The original fixture had teams in division one men (10 sides) and championship women (13 teams) playing matches over 18 rounds, followed by three weeks of finals.
But competition president Aaron Shooter said at the very least he hoped to see sides face each other at least once.
“Hopefully, we can at least get a championship season in that is based around equity of games in the men's division one (10 teams) and women (13 teams) and the other grades fall in line with that,” Shooter told Australian Community Media.
“And then if we look at junior football, we would look at anything to get them back out on the park playing games, so we'd put on any sort of a season that we could for them.
“We think it's really critical for our junior players that once we come out of the isolation period to be back involved with clubs and playing with their mates in the community.

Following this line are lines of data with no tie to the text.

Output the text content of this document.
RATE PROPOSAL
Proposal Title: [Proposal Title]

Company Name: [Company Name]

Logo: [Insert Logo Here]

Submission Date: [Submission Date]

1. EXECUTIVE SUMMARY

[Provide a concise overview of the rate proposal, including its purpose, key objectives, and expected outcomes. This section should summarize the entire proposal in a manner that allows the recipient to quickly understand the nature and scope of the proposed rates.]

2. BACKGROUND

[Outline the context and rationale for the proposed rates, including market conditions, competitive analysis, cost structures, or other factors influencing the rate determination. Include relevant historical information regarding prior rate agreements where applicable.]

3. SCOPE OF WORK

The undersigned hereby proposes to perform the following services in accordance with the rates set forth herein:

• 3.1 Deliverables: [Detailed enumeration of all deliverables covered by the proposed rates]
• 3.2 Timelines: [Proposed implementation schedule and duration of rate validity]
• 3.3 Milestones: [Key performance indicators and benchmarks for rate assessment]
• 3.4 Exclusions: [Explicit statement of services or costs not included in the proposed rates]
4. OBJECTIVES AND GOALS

“I'd say nothing is off the table in terms of putting a junior competition together.”
A decision on when the season could start remains weeks away, with many sporting codes awaiting further announcements from the government regarding restrictions on May 10.
“Football Australia has pushed out grassroots football being on hold until May 31, so we're working at what scenarios could look like based on that,” Shooter said.
“Obviously every week that passes by is a week less that we limit the amount of competition we can get, so it's going to have to be really collaborative among the clubs and we'll have to stay as flexible as we can.
“The other piece is football nationally will be looking at what flexibility there could be in terms of running into summer codes and sharing of facilities if a season was to run over.”